Tom Joseph, Public News Service-PA
HARRISBURG, PA - Opponents of a new state law requiring voters to show photo identification at polling places on Election Day are calling it a major victory. A Pennsylvania judge has ruled that the law cannot be enforced, because voters haven't had proper access to the new state-issued photo ID cards.
However, David Gersch, an attorney with Arnold and Porter LLP who argued against the law in court, says the issue has not completely been put to rest.
"This ruling simply holds that people can vote in November without having ID. But there's no ruling, as of this point, that the law is constitutional; there's no ruling that the law is not constitutional."
Vic Walczak, legal director for the Pennsylvania chapter of the American Civil Liberties Union, says he wants the state to put an immediate halt to radio, television and bus ads that tell Pennsylvanians they need identification to vote.
"Otherwise, there is a possibility of confusion by voters, and folks without ID may just stay home because they wrongly believe they need ID. It could promote confusion among poll workers - and any time you have confusion on Election Day, it's not a good thing for democracy."
The state can appeal the ruling. Walczak suggests that's a decision that may have to come quickly - in the next day or two. He says the Pennsylvania Supreme Court is scheduled to meet in Pittsburgh in less than two weeks.

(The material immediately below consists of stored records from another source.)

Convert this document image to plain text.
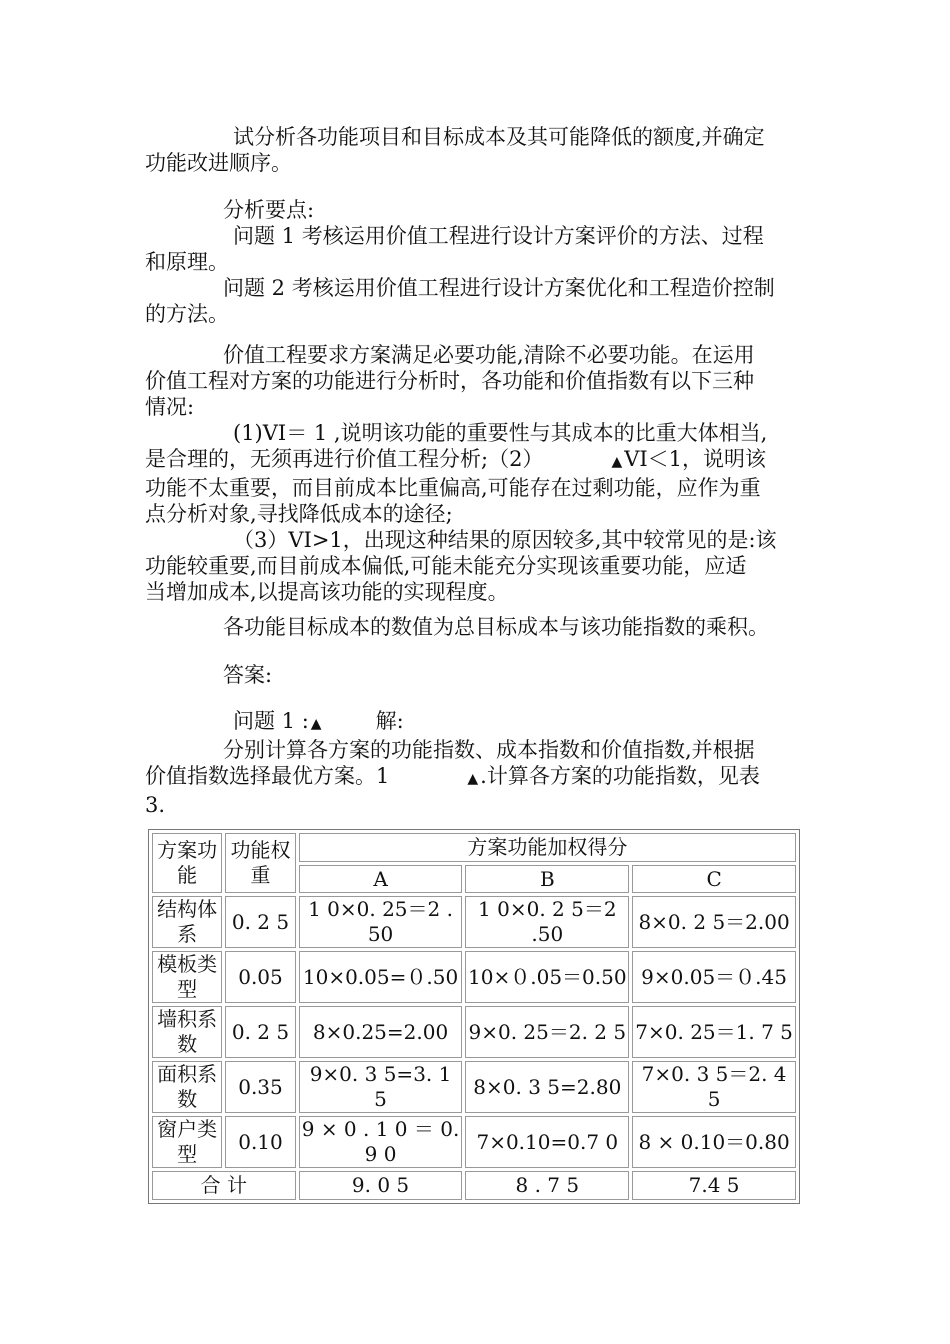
试分析各功能项目和目标成本及其可能降低的额度,并确定
功能改进顺序。

分析要点:
问题 1 考核运用价值工程进行设计方案评价的方法、过程
和原理。
问题 2 考核运用价值工程进行设计方案优化和工程造价控制
的方法。

价值工程要求方案满足必要功能,清除不必要功能。在运用
价值工程对方案的功能进行分析时，各功能和价值指数有以下三种
情况:
(1)VI＝ 1 ,说明该功能的重要性与其成本的比重大体相当,
是合理的，无须再进行价值工程分析;（2）	▲VI＜1，说明该
功能不太重要，而目前成本比重偏高,可能存在过剩功能，应作为重
点分析对象,寻找降低成本的途径;
（3）VI>1，出现这种结果的原因较多,其中较常见的是:该
功能较重要,而目前成本偏低,可能未能充分实现该重要功能，应适
当增加成本,以提高该功能的实现程度。

各功能目标成本的数值为总目标成本与该功能指数的乘积。

答案:

问题 1 : ▲	解:
分别计算各方案的功能指数、成本指数和价值指数,并根据
价值指数选择最优方案。1	▲.计算各方案的功能指数，见表
3.

方案功能	功能权重	方案功能加权得分		
		A	B	C
结构体系	0. 2 5	1 0×0. 25＝2 . 50	1 0×0. 2 5＝2 .50	8×0. 2 5＝2.00
模板类型	0.05	10×0.05=０.50	10×０.05＝0.50	9×0.05＝０.45
墙积系数	0. 2 5	8×0.25=2.00	9×0. 25＝2. 2 5	7×0. 25＝1. 7 5
面积系数	0.35	9×0. 3 5=3. 1 5	8×0. 3 5=2.80	7×0. 3 5＝2. 4 5
窗户类型	0.10	9 × 0 . 1 0 ＝ 0. 9 0	7×0.10=0.7 0	8 × 0.10＝0.80
合 计		9. 0 5	8 . 7 5	7.4 5
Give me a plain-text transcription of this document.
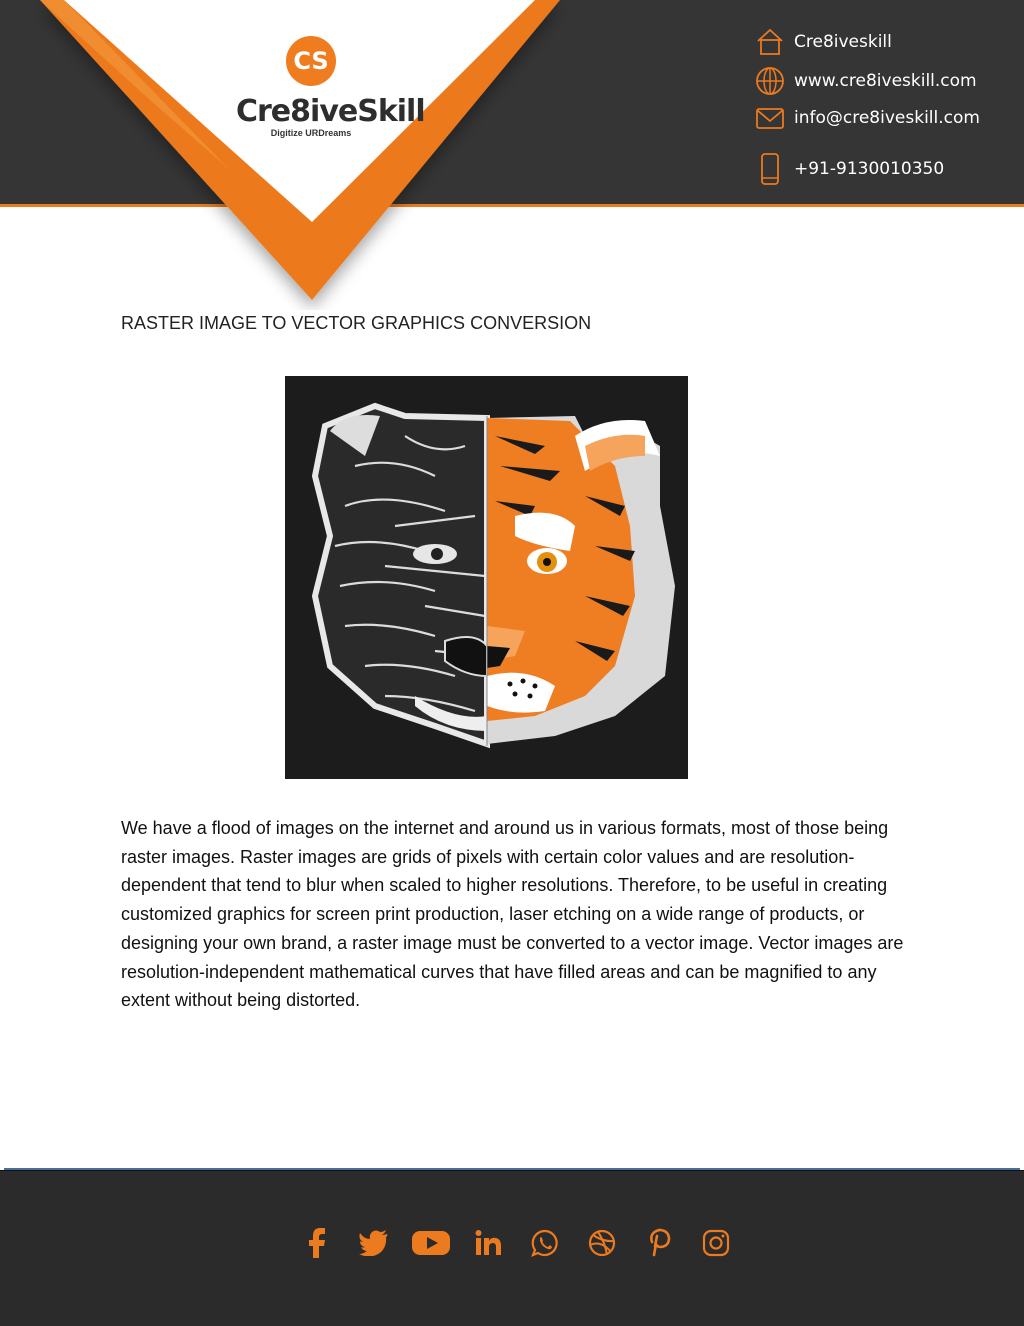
CS
Cre8iveSkill
Digitize URDreams
Cre8iveskill
www.cre8iveskill.com
info@cre8iveskill.com
+91-9130010350
RASTER IMAGE TO VECTOR GRAPHICS CONVERSION
We have a flood of images on the internet and around us in various formats, most of those being raster images. Raster images are grids of pixels with certain color values and are resolution-dependent that tend to blur when scaled to higher resolutions. Therefore, to be useful in creating customized graphics for screen print production, laser etching on a wide range of products, or designing your own brand, a raster image must be converted to a vector image. Vector images are resolution-independent mathematical curves that have filled areas and can be magnified to any extent without being distorted.
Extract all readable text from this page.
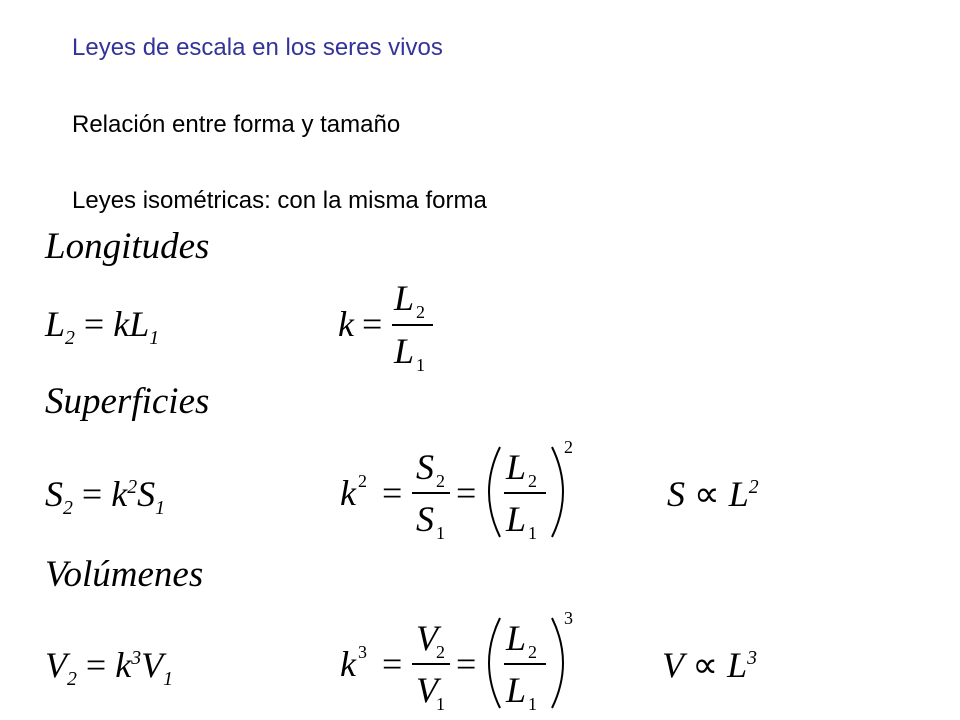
Leyes de escala en los seres vivos
Relación entre forma y tamaño
Leyes isométricas: con la misma forma
Longitudes
$L_2 = kL_1$	k =
L 2
L 1
Superficies
$S_2 = k^2S_1$	k 2 =
S 2
S 1
=
L 2
L 1
2
$S \propto L^2$
Volúmenes
$V_2 = k^3V_1$	k 3 =
V
2
V
1
=
L 2
L 1
3
$V \propto L^3$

"It's our belief that the court was looking at that week as when they might hold a hearing on any appeal, and if that's the case, then certainly there would be time for the court to consider an appeal by either side."
Groups including the ACLU of Pennsylvania, Advancement Project and the Public Interest Law Center of Philadelphia all claim the law would have disenfranchised hundreds of thousands of Pennsylvanians on Election Day. Those who back the voter ID law counter that it would help prevent fraud and maintain integrity at the polls.